Jako jedna z pierwszych głos w tej sprawie zabrała modelka Anją Rubik, która od lat walczy o prawa kobiet i angażuje się w inicjatywy społeczne.
"Niestety po raz kolejny musimy walczyć o Nasze zdrowie, bezpieczeństwo i godność. Nie wiem, czy wiecie, ale Pani Godek chce, abym umarła podczas porodu i zostawiła osierocone dziecko. Pani Godek chce, abyś ty zgwałcona nie miała wyboru i była zmuszona urodzić dziecko gwałciciela. Pani Godek chce, abyśmy przez 9 miesięcy nosiły w sobie dziecko wiedząc, że ono umrze tuż po porodzie lub będzie nieodwracalnie upośledzone" - zaczyna swój wpis na Instagramie Anja Rubik, dalej przekonując, że ustawa bezpośrednio dotyka wszystkie kobiety.
"TAK! To mogę być JA, TY, twoja CÓRKA, WNUCZKA, ŻONA czy MATKA. Ta ustawa dotyczy mnie, ciebie, każdej kobiety, każdego mężczyzny i każdej rodziny w Polsce! W środę Pani Godek będzie czytać obywatelski projekt o zaostrzeniu przepisów antyaborcyjnych właśnie podczas epidemii (...) Jest to wyjątkowo okrutne, że w momencie, kiedy potrzebujemy wsparcia, w momencie, kiedy wielu z nas potraciło pracę i nasza przyszłości stoi pod znakiem zapytania, próbuje nam się odebrać prawo do decydowania o naszym życiu" - pisze zdenerwowana modelka.
Do strajku postanowiła także dołączyć Maja Ostaszewska, która od lat walczy o równouprawnienie kobiet.
"Teraz wraca ta chora, fundamentalistyczna wizja świata, w której kobiety będą zmuszane do utrzymywania ciąży nawet w przypadku trwałego, nieodwracalnego uszkodzenia płodu. Zmuszane do ryzykowania własnego życia, bo w przypadkach embriopatologicznych zawsze jest takie zagrożenie i patrzenia na umierające w bólu, często sztucznie utrzymane do końca ciąży ich zniekształcone dzieci" - przekonuje w mocnym wpisie aktorka, zauważając, że może pojawić się niebezpieczeństwo oskarżania i karania kobiet w sytuacjach naturalnego poronienia.
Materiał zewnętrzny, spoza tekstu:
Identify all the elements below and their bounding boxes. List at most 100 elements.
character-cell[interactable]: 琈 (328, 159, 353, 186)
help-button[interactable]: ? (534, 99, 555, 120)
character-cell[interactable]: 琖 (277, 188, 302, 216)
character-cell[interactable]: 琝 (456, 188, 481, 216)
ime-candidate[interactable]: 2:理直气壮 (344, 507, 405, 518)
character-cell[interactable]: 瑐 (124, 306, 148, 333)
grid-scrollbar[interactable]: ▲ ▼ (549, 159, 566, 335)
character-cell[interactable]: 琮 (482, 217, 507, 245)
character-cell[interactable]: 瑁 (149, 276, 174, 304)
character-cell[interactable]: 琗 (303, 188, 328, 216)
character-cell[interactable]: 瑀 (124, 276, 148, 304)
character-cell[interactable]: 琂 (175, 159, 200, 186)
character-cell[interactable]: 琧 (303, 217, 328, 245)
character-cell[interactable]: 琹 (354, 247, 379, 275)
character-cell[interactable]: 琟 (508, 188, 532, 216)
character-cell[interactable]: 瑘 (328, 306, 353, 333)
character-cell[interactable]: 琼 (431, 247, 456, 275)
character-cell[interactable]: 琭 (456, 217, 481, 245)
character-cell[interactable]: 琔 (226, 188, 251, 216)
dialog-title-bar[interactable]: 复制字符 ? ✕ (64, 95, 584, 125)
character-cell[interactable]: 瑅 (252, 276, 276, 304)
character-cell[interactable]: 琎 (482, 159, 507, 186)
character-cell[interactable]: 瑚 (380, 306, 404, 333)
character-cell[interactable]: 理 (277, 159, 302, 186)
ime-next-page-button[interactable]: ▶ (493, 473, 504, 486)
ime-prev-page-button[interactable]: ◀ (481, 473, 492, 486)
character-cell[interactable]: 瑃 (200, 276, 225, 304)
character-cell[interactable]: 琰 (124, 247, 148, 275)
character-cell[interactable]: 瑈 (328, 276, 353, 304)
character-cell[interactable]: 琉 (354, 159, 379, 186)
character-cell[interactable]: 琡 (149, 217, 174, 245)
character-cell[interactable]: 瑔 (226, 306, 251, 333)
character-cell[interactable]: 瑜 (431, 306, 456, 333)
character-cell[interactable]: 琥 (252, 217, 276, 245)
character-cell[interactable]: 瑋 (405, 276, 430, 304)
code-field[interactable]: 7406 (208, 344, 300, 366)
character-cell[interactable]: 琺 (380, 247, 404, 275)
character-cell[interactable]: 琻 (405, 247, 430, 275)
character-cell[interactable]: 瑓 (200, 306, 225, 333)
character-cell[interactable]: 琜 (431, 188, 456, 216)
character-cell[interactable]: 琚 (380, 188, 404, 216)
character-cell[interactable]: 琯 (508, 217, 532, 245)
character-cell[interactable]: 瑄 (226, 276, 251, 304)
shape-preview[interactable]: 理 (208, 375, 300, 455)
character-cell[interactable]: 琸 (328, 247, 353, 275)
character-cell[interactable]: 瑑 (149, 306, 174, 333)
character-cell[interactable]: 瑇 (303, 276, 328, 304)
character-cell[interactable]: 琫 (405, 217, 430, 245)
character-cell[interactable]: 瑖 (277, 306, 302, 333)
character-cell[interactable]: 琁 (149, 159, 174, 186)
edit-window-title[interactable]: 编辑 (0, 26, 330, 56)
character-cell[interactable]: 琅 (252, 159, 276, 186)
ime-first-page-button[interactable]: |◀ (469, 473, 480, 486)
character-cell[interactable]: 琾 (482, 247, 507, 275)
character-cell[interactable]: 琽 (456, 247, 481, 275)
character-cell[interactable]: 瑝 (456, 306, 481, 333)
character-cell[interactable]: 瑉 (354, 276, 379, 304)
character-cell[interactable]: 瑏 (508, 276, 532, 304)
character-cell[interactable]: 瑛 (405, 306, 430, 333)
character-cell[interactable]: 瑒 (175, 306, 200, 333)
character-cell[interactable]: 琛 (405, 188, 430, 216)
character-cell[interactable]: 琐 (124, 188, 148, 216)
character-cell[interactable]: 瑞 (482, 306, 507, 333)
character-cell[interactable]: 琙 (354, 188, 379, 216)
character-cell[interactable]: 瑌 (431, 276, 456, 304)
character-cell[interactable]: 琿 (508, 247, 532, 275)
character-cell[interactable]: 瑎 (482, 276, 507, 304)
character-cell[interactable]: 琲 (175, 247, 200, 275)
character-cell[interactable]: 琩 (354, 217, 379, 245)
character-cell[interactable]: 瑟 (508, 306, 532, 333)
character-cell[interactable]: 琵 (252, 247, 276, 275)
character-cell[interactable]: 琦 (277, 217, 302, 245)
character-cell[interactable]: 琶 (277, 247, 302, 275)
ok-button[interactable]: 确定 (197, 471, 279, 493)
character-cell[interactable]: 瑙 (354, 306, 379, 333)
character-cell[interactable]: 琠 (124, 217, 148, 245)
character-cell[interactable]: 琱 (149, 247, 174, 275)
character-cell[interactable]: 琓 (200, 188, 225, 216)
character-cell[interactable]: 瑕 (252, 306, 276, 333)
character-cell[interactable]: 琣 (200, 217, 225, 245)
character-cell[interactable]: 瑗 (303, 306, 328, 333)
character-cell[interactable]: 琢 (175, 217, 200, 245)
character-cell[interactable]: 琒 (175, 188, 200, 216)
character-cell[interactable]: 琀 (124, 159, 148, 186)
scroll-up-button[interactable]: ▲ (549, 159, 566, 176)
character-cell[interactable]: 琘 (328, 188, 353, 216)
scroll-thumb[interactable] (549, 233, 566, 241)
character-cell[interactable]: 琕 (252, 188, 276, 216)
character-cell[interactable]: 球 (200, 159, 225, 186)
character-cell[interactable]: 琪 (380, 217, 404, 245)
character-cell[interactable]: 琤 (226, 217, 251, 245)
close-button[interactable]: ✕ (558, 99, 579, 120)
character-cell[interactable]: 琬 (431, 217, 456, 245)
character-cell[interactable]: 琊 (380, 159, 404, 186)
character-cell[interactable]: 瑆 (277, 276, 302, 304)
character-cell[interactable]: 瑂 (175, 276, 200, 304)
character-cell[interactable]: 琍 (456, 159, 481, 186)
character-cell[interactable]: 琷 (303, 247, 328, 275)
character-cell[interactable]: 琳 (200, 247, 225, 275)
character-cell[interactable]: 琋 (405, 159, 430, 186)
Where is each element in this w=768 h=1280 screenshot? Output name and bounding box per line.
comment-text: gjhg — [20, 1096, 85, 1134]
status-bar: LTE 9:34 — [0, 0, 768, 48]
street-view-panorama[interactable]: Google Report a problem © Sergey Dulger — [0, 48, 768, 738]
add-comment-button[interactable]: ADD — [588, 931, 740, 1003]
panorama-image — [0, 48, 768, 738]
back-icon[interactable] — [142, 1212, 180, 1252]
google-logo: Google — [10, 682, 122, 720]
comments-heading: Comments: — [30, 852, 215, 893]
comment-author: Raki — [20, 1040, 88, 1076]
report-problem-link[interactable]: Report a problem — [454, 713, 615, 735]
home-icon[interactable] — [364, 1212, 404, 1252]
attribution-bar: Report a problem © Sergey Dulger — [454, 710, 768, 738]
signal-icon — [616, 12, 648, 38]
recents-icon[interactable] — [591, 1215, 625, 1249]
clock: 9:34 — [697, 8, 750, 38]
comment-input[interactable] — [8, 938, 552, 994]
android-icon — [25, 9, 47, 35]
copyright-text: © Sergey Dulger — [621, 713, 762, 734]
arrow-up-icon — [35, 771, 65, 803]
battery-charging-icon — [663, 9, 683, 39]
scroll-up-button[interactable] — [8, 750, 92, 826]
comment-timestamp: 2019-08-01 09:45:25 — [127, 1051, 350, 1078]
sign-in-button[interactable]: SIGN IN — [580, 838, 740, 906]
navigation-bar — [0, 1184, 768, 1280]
"Ograniczone zostaną zaawansowane inwazyjne badania i leczenie prenatalne, które wielokroć ratują zdrowie i życie dzieci w okresie płodowym. Kobiety będą zmuszane do utrzymywania ciąży z gwałtu. Również w przypadku nieletnich. To może dotyczyć Twojej córki, siostry, żony, przyjaciółki... każdej z nas" - dodaje Ostaszewska.
Dalej pisze o kolejnym projekcie forsowanym przez Kaję Godek, dotyczącym zakazu edukacji seksualnej, który według aktorki spowoduje narażenie dzieci na wykorzystywanie seksualne i dyskryminacje.
"Dlatego po raz kolejny mówimy NIE chorym projektom!!! Nie możemy się gromadzić, ale protestujemy w sieci i na wiele innych sposobów" - kończy swój wpis Maja Ostaszewska.
Kaja Godek znana jest ze swojej walki z legalną aborcją. Jutro pod obrady sejmu trafi projekt, który może nakładać na kobiety karę pięciu lat więzienia za przerwanie ciąży, także w przypadkach gwałtu, nieodwracalnego uszkodzenia płodu, czy ciąży zagrażającej życiu matki.
Kontrowersje wokół projektu wzbudza czas, w którym zostanie on przedłożony sejmowi. Epidemia koronawirusa i obostrzenia dotyczące zgromadzeń i przemieszczania uniemożliwiają protest na ulicach.
Protest przeciwko zaostrzeniu prawa aborcyjnego podjęli także: Hanna Lis, Margaret, Michał Piróg i Kasia Sokołowska.
Co myślicie? Czy to odpowiedni czas na dyskusję dotyczącą prawa aborcyjnego w Polsce?